Leaders from nearly 200 countries will try to agree on intensified efforts to cut greenhouse gas emissions and money to help the poorest nations prepare for the effects of global warming.

Hopes for a breakthrough in Glasgow rest heavily on whether China and the United States, the two largest emitters of planet-warming pollution, can build momentum.

Kerry said Chinese leaders briefed him on plans for cutting emissions, but added that any efforts will be insufficient as long as China continues to build the coal-fired power plants that are most responsible for planet-warming emissions.

Limiting warming to 1.5 degrees Celsius above the pre-industrial average - the point at which scientists say the effects of climate change will be catastrophic and irreversible - requires a dramatic turnaround of China's coal trajectory, Kerry said he told Chinese leaders.

"Needless to say, adding some 200-plus gigawatts of coal over the last five years, and now another 200 or so coming online in the planning stage, if it went to fruition would actually undo the ability of the rest of the world to achieve a limit of 1.5 degrees," he said, adding, "The stakes are very high."

The talks reflected the precarious role that global warming has come to play in relations between the Biden administration and Xi Jinping, China's leader. Climate change could spur the two countries to cooperate on developing emissions-cutting technology, but it is also a point of discord over whether the other side is pulling its weight.

Relations between Beijing and Washington have descended into rancour over China's treatment of Muslim minorities, its dismantling of human rights in Hong Kong, and US support for Taiwan.

On Wednesday, China's foreign minister, Wang Yi, warned Kerry that antagonism from the United States on those and other fronts could hobble climate cooperation.

"The United States should stop regarding China as a threat and adversary," Wang told Kerry, according to the Chinese foreign ministry. Work between the two nations on climate change, he said, "cannot possibly be divorced" from other geopolitical tensions.

"The US side hopes that climate cooperation can be an 'oasis' in China-US relations, but if that 'oasis' is surrounded by desert, it will also become desertified sooner or later," Wang added.

Still, Kerry and Xie have both described global warming as a threat that demands all countries work together. Signs of climate disruption this year - ferocious floods in China and Europe, supercharged hurricanes lashing the southern and northeast United States, and drought and fires afflicting the West Coast - have underscored what is at stake.

"I've made it clear consistently in all my comments wherever I am around the world that we're behind the eight ball sufficiently that we need to reach for the highest ambition," Kerry told reporters.

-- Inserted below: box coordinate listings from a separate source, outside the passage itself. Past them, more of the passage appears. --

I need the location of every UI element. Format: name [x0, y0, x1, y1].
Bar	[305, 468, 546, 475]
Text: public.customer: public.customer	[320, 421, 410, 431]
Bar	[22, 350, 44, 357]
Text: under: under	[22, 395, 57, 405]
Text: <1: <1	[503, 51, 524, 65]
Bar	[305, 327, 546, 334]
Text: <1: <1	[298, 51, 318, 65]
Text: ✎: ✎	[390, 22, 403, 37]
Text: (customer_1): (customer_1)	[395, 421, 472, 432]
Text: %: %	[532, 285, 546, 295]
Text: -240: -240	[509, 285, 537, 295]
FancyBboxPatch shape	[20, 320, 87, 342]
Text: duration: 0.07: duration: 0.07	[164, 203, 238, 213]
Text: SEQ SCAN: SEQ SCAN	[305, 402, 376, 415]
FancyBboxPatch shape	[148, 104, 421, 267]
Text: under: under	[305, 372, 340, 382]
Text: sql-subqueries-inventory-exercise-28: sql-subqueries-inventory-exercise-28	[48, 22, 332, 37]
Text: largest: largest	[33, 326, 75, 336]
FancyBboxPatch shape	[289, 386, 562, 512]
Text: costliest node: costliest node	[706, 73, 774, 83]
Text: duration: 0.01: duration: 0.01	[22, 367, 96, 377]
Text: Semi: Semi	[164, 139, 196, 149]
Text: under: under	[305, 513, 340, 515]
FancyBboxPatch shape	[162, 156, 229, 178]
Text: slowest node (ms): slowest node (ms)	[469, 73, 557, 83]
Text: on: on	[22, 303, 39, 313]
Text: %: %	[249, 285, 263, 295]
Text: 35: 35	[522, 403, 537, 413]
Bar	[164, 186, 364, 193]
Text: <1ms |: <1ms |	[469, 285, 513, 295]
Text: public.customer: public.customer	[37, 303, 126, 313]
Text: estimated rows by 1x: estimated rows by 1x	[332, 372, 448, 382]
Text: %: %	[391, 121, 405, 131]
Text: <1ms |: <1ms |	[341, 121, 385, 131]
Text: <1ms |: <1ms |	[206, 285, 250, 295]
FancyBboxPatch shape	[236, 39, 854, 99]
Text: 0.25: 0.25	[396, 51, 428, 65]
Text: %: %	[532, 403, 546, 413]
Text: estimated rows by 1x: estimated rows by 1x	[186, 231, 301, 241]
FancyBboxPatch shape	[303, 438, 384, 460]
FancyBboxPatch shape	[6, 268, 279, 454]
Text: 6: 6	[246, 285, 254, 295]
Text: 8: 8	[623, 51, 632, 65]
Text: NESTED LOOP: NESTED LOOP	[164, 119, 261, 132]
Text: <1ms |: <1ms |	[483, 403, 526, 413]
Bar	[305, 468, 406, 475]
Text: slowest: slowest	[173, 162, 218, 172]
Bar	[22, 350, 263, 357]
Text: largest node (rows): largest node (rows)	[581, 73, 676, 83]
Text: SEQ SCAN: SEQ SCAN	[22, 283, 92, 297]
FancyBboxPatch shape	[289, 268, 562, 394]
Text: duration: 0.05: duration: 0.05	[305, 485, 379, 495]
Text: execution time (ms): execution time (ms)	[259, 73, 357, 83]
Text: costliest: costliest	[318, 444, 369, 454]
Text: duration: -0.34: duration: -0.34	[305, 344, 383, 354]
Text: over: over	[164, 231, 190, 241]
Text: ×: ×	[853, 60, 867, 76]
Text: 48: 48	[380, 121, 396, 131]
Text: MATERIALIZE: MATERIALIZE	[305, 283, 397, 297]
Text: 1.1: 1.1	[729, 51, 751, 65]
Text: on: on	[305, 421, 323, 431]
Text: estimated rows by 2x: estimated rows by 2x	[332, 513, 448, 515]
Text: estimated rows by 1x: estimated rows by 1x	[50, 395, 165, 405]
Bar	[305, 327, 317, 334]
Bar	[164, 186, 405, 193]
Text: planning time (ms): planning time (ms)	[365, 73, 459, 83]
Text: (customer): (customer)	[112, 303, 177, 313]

Administration officials said Kerry and Xie had held about 18 meetings since the start of the Biden administration, a sign that both are committed to striking a deal.

Kerry, 77, and Xie, 71, both came out of retirement after US President Joe Biden took office. Kerry on Thursday said his conversations with Xie focused entirely on climate change, and while other officials "wanted the message to be heard" on a range of issues, those concerns did not dominate the discussions.

"Kerry and Xie have been able to carve out a channel for ongoing communication on climate change, which is extremely valuable right now," Joanna I. Lewis, an associate professor at Georgetown University who studies Chinese climate policy, said by email. "Yet it is increasingly difficult to fully insulate climate change from the broader tensions."